Trends of the year (2014)
- Mobile apps increased their dominance over mobile browsers: apps’ share increased from 80 percent to 86 per cent in 2014 according to Flurry (US data).
- Google and Facebook takes 67 per cent (49 per cent+18 per cent) of all US mobile ad spend, though 65 per cent of time spent on mobile is actually spent with other apps in 2014, according to Flurry.
- According to Nielsen, 26.8 apps are used on average in a month by consumers in 2014.
- Programmatic buying is now almost standard in the mobile advertising space.
- Google-Apple duopoly hit a new high at global shipping rate of 96.4 per cent in the second quarter of 2014; Android grew its share to 84.7 per cent market share, while iOS fell to 11.7 per cent, Windows Phone slipped to 2.5 per cent, and BlackBerry tanked to 0.5 per cent.
- Microsoft stopped using the Nokia and Windows Phone brands as well as the Windows Phone logo in promotions and commercials, it will be replaced with just Windows.
- Blackberry comes back from dead: shifting from hardware to more of a software model (up 60 per cent on stock value in one year).

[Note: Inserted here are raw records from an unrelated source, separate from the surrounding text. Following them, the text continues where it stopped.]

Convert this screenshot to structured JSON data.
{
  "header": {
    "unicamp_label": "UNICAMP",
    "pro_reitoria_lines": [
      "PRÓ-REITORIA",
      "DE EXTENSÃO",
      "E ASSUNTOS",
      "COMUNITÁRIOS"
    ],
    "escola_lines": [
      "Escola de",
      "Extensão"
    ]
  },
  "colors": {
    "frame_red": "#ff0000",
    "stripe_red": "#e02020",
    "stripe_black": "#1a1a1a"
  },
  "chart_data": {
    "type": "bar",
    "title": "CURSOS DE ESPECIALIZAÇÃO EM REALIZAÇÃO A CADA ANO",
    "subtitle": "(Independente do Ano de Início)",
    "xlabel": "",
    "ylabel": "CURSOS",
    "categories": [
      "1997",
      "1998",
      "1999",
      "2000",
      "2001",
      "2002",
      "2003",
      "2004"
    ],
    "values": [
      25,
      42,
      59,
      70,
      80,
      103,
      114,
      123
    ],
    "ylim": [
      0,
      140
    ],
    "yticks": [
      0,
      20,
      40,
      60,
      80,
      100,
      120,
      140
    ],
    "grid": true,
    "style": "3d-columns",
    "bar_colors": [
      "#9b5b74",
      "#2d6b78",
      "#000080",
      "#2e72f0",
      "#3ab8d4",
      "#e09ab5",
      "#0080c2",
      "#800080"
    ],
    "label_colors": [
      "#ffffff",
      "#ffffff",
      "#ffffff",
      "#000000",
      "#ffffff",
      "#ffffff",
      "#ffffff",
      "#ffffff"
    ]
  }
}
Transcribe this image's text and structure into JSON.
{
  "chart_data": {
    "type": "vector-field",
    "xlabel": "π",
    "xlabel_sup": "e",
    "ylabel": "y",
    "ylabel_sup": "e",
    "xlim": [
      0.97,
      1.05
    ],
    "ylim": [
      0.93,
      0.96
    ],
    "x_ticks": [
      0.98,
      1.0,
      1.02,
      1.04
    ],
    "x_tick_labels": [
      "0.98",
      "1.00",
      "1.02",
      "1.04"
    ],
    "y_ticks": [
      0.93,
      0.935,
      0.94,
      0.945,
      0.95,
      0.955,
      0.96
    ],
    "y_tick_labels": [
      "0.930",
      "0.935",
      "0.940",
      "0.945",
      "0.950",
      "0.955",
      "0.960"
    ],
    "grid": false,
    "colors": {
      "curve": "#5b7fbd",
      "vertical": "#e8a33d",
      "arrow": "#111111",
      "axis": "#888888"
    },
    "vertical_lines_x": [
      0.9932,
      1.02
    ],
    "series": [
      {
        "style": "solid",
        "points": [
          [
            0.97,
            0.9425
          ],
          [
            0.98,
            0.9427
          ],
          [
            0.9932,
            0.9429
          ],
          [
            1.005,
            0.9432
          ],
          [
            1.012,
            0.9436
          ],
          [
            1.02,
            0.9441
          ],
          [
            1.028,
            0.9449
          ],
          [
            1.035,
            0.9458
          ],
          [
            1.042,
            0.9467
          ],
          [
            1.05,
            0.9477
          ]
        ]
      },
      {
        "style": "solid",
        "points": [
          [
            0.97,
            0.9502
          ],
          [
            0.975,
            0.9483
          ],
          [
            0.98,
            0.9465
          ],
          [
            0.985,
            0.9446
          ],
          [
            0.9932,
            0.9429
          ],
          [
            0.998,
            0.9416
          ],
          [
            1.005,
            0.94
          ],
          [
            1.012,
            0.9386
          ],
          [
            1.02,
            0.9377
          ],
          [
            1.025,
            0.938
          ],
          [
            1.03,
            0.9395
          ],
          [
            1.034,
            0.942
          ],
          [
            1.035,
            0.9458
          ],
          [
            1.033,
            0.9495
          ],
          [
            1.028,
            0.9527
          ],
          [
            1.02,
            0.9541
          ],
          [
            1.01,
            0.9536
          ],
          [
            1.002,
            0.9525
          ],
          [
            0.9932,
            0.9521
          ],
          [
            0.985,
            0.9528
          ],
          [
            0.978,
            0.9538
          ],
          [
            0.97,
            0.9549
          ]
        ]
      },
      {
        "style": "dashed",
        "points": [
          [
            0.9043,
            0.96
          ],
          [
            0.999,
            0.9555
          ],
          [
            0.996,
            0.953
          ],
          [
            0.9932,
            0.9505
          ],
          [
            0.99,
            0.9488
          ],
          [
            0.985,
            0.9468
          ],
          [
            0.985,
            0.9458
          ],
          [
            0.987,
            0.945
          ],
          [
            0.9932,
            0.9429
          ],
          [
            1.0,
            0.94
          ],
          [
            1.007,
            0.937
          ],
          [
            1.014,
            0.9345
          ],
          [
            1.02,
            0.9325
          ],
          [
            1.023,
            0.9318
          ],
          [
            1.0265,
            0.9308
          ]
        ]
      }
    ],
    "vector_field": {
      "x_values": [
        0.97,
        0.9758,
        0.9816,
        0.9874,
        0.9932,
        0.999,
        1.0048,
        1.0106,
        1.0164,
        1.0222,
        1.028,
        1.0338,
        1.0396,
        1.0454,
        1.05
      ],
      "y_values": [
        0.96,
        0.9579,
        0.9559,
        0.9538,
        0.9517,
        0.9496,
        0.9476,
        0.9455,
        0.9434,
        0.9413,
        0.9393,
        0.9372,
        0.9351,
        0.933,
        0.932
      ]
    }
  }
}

- After experiments, advertisers start building mobile engagement link regularly into their campaigns (e.g. display ad link, social tag, voucher, TVC, QR, search).
Predictions for 2015
- Every website must be mobile-ready, because everything’s shifting mobile (one billion people worldwide will use mobile as their only form of Internet access in 2015).
- Pretargeting is the new real-time: pretargeting and pretargeted ads use big data to predict a buyer's preferences with relevant and smart messages while they're in the buying phase, not afterwards.
- Micro-targeting: understand your users better than ever.
- Advanced analytics: in 2015 smart media companies adopt data-driven strategies that move beyond just accessing ‘big data’ to actually integrating data into everyday marketing decisions, product development and campaign planning; more advanced analytics are needed than what is available – the value is in the answers, not in the data.
- Mobile ad expenditure rise by at least 80 per cent in all of the core Western European countries tracked by eMarketer, as advertisers race to capture the attention of consumers on mobile phones and tablets
- Most mobile device owners in France were not easily tempted by new products or practices. For example, 44 per cent of respondents said they hadn’t downloaded any applications in recent months. More crucially—for retailers and etailers, at least—65 per cent said they weren’t prepared to use their phones to make payments.
- Mobile ad ecosystem will better know who wants control, who wants ads, and who doesn’t care.
- For mobile marketers, it’s still easy to be on top of the trends in 2015: as long as you are willing to think in new directions and grab hold of the future trends, the sky is the limit for mobile campaigns.
Other areas that will strengthen:
- mobile banking (2/3 of German web users already bank on mobile) and mobile payments,
- health apps,
- email on mobile (already a mobile-first channel),
- the Internet of Things, including wearables.